Definiti anche agroglifi, questi sorprendenti fenomeni interessano sempre vaste aree di coltivazioni (nel maggior numero di casi si tratta di piantagioni di cereali) dove il frumento appare appiattito e schiacciato in modo uniforme, formando precise figure geometriche che possono essere solamente ammirate con una prospettiva dall’alto. L’episodio friulano non è che l’ultimo di una lunga serie di queste strane apparizioni, la cui prima in assoluto è datata addirittura a più di trent’anni fa e delle quali non si è mai riusciti a dare una spiegazione precisa ed accettabile sulla loro origine.

Proprio il proprietario rosanero ha sottolineato questo ultimo aspetto: «Possiamo parlarne , ipotizzare qualsiasi cosa, ma dietro non c’è una mano umana…Non è il frutto di un lavoro umano, dietro c’è di più molto di più». Sono in molti infatti a vedere in queste mastodontiche circonferenze un segno del passaggio di una civiltà extraterrestre sul nostro pianeta. Per gli ufologi più accaniti si tratterebbe di astronavi aliene approdate sul nostro suolo e decollate nell’arco di poche ore lasciando queste immense tracce come prova della loro esistenza. Numerose dicerie hanno raccontato perfino di sfere di luce mobili.
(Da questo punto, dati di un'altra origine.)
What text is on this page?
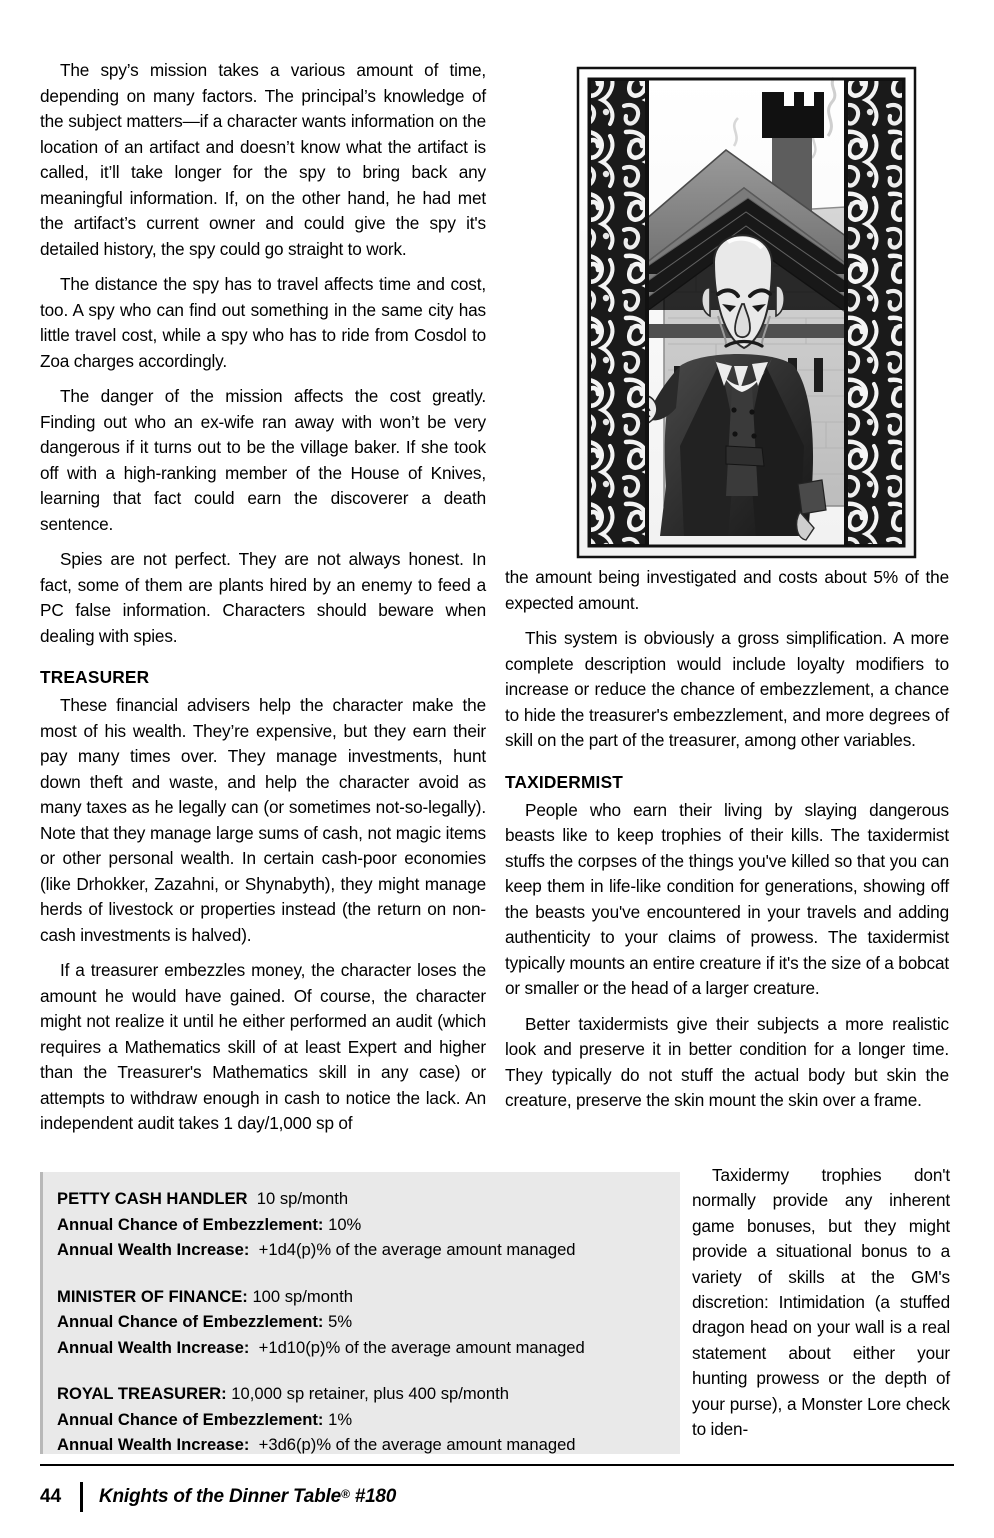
The spy’s mission takes a various amount of time, depending on many factors. The principal’s knowledge of the subject matters—if a character wants information on the location of an artifact and doesn’t know what the artifact is called, it’ll take longer for the spy to bring back any meaningful information. If, on the other hand, he had met the artifact’s current owner and could give the spy it's detailed history, the spy could go straight to work.

The distance the spy has to travel affects time and cost, too. A spy who can find out something in the same city has little travel cost, while a spy who has to ride from Cosdol to Zoa charges accordingly.

The danger of the mission affects the cost greatly. Finding out who an ex-wife ran away with won’t be very dangerous if it turns out to be the village baker. If she took off with a high-ranking member of the House of Knives, learning that fact could earn the discoverer a death sentence.

Spies are not perfect. They are not always honest. In fact, some of them are plants hired by an enemy to feed a PC false information. Characters should beware when dealing with spies.

TREASURER

These financial advisers help the character make the most of his wealth. They’re expensive, but they earn their pay many times over. They manage investments, hunt down theft and waste, and help the character avoid as many taxes as he legally can (or sometimes not-so-legally). Note that they manage large sums of cash, not magic items or other personal wealth. In certain cash-poor economies (like Drhokker, Zazahni, or Shynabyth), they might manage herds of livestock or properties instead (the return on non-cash investments is halved).

If a treasurer embezzles money, the character loses the amount he would have gained. Of course, the character might not realize it until he either performed an audit (which requires a Mathematics skill of at least Expert and higher than the Treasurer's Mathematics skill in any case) or attempts to withdraw enough in cash to notice the lack. An independent audit takes 1 day/1,000 sp of

the amount being investigated and costs about 5% of the expected amount.

This system is obviously a gross simplification. A more complete description would include loyalty modifiers to increase or reduce the chance of embezzlement, a chance to hide the treasurer's embezzlement, and more degrees of skill on the part of the treasurer, among other variables.

TAXIDERMIST

People who earn their living by slaying dangerous beasts like to keep trophies of their kills. The taxidermist stuffs the corpses of the things you've killed so that you can keep them in life-like condition for generations, showing off the beasts you've encountered in your travels and adding authenticity to your claims of prowess. The taxidermist typically mounts an entire creature if it's the size of a bobcat or smaller or the head of a larger creature.

Better taxidermists give their subjects a more realistic look and preserve it in better condition for a longer time. They typically do not stuff the actual body but skin the creature, preserve the skin mount the skin over a frame.

PETTY CASH HANDLER 10 sp/month
Annual Chance of Embezzlement: 10%
Annual Wealth Increase: +1d4(p)% of the average amount managed
MINISTER OF FINANCE: 100 sp/month
Annual Chance of Embezzlement: 5%
Annual Wealth Increase: +1d10(p)% of the average amount managed
ROYAL TREASURER: 10,000 sp retainer, plus 400 sp/month
Annual Chance of Embezzlement: 1%
Annual Wealth Increase: +3d6(p)% of the average amount managed

Taxidermy trophies don't normally provide any inherent game bonuses, but they might provide a situational bonus to a variety of skills at the GM's discretion: Intimidation (a stuffed dragon head on your wall is a real statement about either your hunting prowess or the depth of your purse), a Monster Lore check to iden-

44	Knights of the Dinner Table® #180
Altre ipotesi e teorie mettono in campo (è proprio il caso di dirlo) fenomeni climatici o di tipo fisico, chiamando in causa gli effetti di alcune frequenze sonore agenti sul sottosuolo. Si è anche parlato di satelliti capaci di bombardare il nostro pianeta con raggi laser potentissimi. Il tutto sarebbe confermato dal fatto che, visti da vicino, gli steli delle piante coinvolte appaiono piegati o afflosciati da un forte calore. E non quindi spezzati da un peso enorme. Tuttavia è stato provato che nella maggior parte dei casi questa è una caratteristica del tutto normale per questa tipologia di coltivazioni.
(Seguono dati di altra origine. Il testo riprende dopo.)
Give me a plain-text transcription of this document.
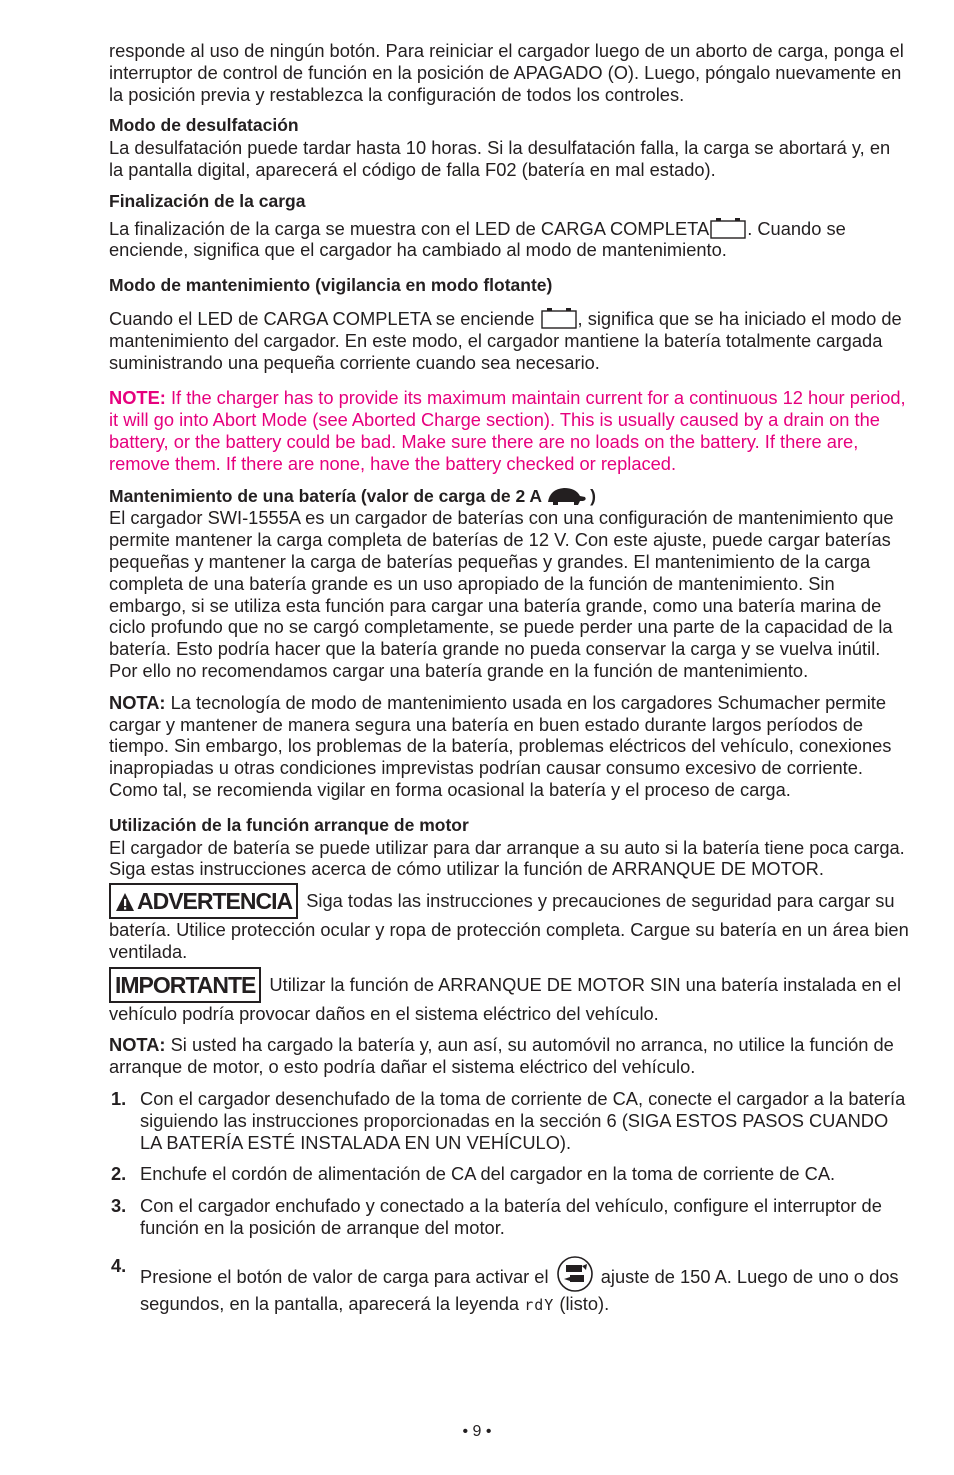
responde al uso de ningún botón. Para reiniciar el cargador luego de un aborto de carga, ponga el interruptor de control de función en la posición de APAGADO (O). Luego, póngalo nuevamente en la posición previa y restablezca la configuración de todos los controles.

Modo de desulfatación

La desulfatación puede tardar hasta 10 horas. Si la desulfatación falla, la carga se abortará y, en la pantalla digital, aparecerá el código de falla F02 (batería en mal estado).

Finalización de la carga

La finalización de la carga se muestra con el LED de CARGA COMPLETA . Cuando se enciende, significa que el cargador ha cambiado al modo de mantenimiento.

Modo de mantenimiento (vigilancia en modo flotante)

Cuando el LED de CARGA COMPLETA se enciende , significa que se ha iniciado el modo de mantenimiento del cargador. En este modo, el cargador mantiene la batería totalmente cargada suministrando una pequeña corriente cuando sea necesario.

NOTE: If the charger has to provide its maximum maintain current for a continuous 12 hour period, it will go into Abort Mode (see Aborted Charge section). This is usually caused by a drain on the battery, or the battery could be bad. Make sure there are no loads on the battery. If there are, remove them. If there are none, have the battery checked or replaced.

Mantenimiento de una batería (valor de carga de 2 A	)

El cargador SWI-1555A es un cargador de baterías con una configuración de mantenimiento que permite mantener la carga completa de baterías de 12 V. Con este ajuste, puede cargar baterías pequeñas y mantener la carga de baterías pequeñas y grandes. El mantenimiento de la carga completa de una batería grande es un uso apropiado de la función de mantenimiento. Sin embargo, si se utiliza esta función para cargar una batería grande, como una batería marina de ciclo profundo que no se cargó completamente, se puede perder una parte de la capacidad de la batería. Esto podría hacer que la batería grande no pueda conservar la carga y se vuelva inútil. Por ello no recomendamos cargar una batería grande en la función de mantenimiento.

NOTA: La tecnología de modo de mantenimiento usada en los cargadores Schumacher permite cargar y mantener de manera segura una batería en buen estado durante largos períodos de tiempo. Sin embargo, los problemas de la batería, problemas eléctricos del vehículo, conexiones inapropiadas u otras condiciones imprevistas podrían causar consumo excesivo de corriente. Como tal, se recomienda vigilar en forma ocasional la batería y el proceso de carga.

Utilización de la función arranque de motor

El cargador de batería se puede utilizar para dar arranque a su auto si la batería tiene poca carga. Siga estas instrucciones acerca de cómo utilizar la función de ARRANQUE DE MOTOR.

ADVERTENCIA Siga todas las instrucciones y precauciones de seguridad para cargar su batería. Utilice protección ocular y ropa de protección completa. Cargue su batería en un área bien ventilada.

IMPORTANTE Utilizar la función de ARRANQUE DE MOTOR SIN una batería instalada en el vehículo podría provocar daños en el sistema eléctrico del vehículo.

NOTA: Si usted ha cargado la batería y, aun así, su automóvil no arranca, no utilice la función de arranque de motor, o esto podría dañar el sistema eléctrico del vehículo.

1. Con el cargador desenchufado de la toma de corriente de CA, conecte el cargador a la batería siguiendo las instrucciones proporcionadas en la sección 6 (SIGA ESTOS PASOS CUANDO LA BATERÍA ESTÉ INSTALADA EN UN VEHÍCULO).
2. Enchufe el cordón de alimentación de CA del cargador en la toma de corriente de CA.
3. Con el cargador enchufado y conectado a la batería del vehículo, configure el interruptor de función en la posición de arranque del motor.
4.
Presione el botón de valor de carga para activar el	ajuste de 150 A. Luego de uno o dos segundos, en la pantalla, aparecerá la leyenda rdY (listo).
• 9 •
I Crop circles a Merlana di Bagnaria Arsa, in Friuli

I Crop circles a Merlana di Bagnaria Arsa, in Friuli

Per quanto riguarda invece la possibilità di uno scherzo da parte di qualche burlone (nel 1991 due anziani inglesi, Doug Bower e Dave Chorley, vinsero il premio Ig Nobel per l’ideazione di questo bizzarro gioco), non è mai stata esclusa l’opportunità di una produzione di carattere umano. E’infatti comprovato come un discreto numero di uomini è in grado di realizzare dei notevoli Crop Circles in poche ore e utilizzando solamente modesti strumenti tecnologici.  Alcuni lo hanno fatto anche diventare un modo di fare pubblicità o una forma espressiva di arte estrema (come l’Homer Simpson che si può ammirare a Dorchester). Ciò tuttavia non svela il mistero, perché una operazione così vasta non può assolutamente essere svolta senza che qualcuno se ne accorga.
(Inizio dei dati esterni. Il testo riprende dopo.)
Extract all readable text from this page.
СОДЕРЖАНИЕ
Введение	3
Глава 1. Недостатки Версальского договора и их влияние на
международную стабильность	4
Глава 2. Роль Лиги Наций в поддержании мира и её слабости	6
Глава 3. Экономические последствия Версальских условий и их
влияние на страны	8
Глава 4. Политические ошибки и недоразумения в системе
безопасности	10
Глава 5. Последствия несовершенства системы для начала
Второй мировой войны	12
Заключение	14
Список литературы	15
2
Qualunque sia la verità, l’unica reazione possibile quando ci si trova di fronte ad eventi così difficilmente spiegabili è la stessa che Zamparini ha riassunto con le sue stesse parole: «La scienza? Finora da quel che so, da quel che leggo, la scienza è riuscita a spiegare soltanto uno dei mille eventi che ci accadono intorno. Parlo di percentuali ovviamente. Prendiamo una qualsiasi cosa avvanuta, abbiamo magari una spiegazione certa, ma non tutto si può direzionare con la scienza. E i cerchi sono una di queste cose, credo proprio…». A meno che il presidente non abbia convocato ET per discutere con lui un contratto come fuoriclasse per giocare nel suo Palermo. Altro che il calcio stellare dei mondiali sudafricani.